# Gorilla Axle Warranty Question...



## kylej1291 (Mar 21, 2010)

i bought a brand new set of gorilla axles about 10 months ago through yaskyatv i called to order and gave card number over the phone.. 2 days later they arrived i immediately took them out of the box and installed.. threw the box away.. and i just broke one.. and dont have the ORIGINAL receipt like the gorilla terms of warranty states that i must have... WHAT DO I DO! i dont have the cash to buy another 350 dollar axle right around cristmas. is there any other way around this?


----------



## Bootlegger (Dec 18, 2008)

Call Greg at Gorilla. Yasky ATV is a good place. Joel will probably have your sale on file. I would call Greg McMullen at Gorilla. MAKE SURE YOU TALK TO HIM and no one else...lol. If you need his email let me know as well. I'm sure they will take care of you.

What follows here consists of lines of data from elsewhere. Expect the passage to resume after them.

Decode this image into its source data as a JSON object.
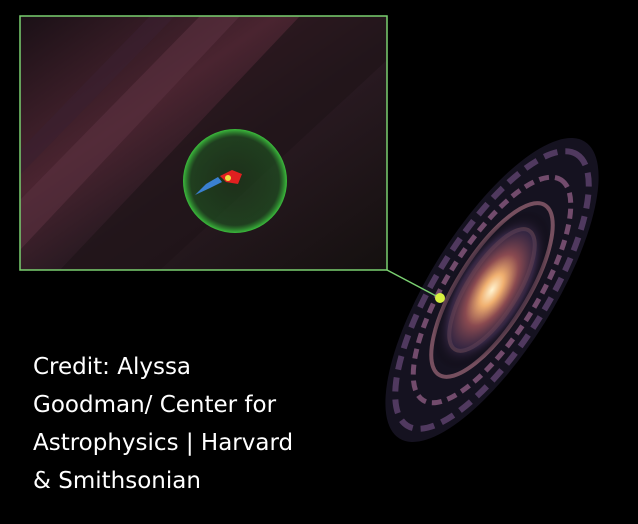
{
  "caption": {
    "lines": [
      "Credit: Alyssa",
      "Goodman/ Center for",
      "Astrophysics | Harvard",
      "& Smithsonian"
    ]
  }
}
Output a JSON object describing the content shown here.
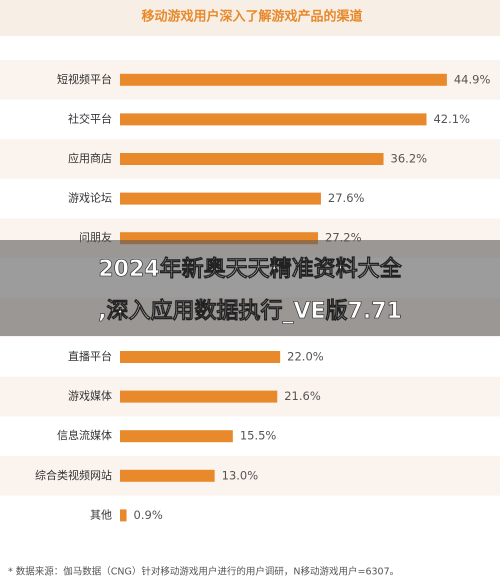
{
  "chart_data": {
    "type": "barh",
    "title": "移动游戏用户深入了解游戏产品的渠道",
    "categories": [
      "短视频平台",
      "社交平台",
      "应用商店",
      "游戏论坛",
      "问朋友",
      null,
      null,
      "直播平台",
      "游戏媒体",
      "信息流媒体",
      "综合类视频网站",
      "其他"
    ],
    "values": [
      44.9,
      42.1,
      36.2,
      27.6,
      27.2,
      null,
      null,
      22.0,
      21.6,
      15.5,
      13.0,
      0.9
    ],
    "value_labels": [
      "44.9%",
      "42.1%",
      "36.2%",
      "27.6%",
      "27.2%",
      null,
      null,
      "22.0%",
      "21.6%",
      "15.5%",
      "13.0%",
      "0.9%"
    ],
    "color": "#e8892b",
    "note": "* 数据来源：伽马数据（CNG）针对移动游戏用户进行的用户调研，N移动游戏用户=6307。"
  },
  "banner": {
    "lines": [
      "2024年新奥天天精准资料大全",
      ",深入应用数据执行_VE版7.71"
    ]
  }
}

Just make sure you do it as soon as you can before the warranty is up.


----------



## TxMudGurl (Nov 17, 2010)

What he said!!


----------



## kylej1291 (Mar 21, 2010)

i called around and noone could come up with a reciept. i dont even use that bank wit hthat debit card any more. i didnt order on a account online or with email adderess. just a normal over the phone order. . i did talk with someone at gorilla and when i get home i got to find out if the shaft is a 19 or 22 spline and i can buy the shaft alone for 75$ so im gonna just go that route. make things a bit easier.


----------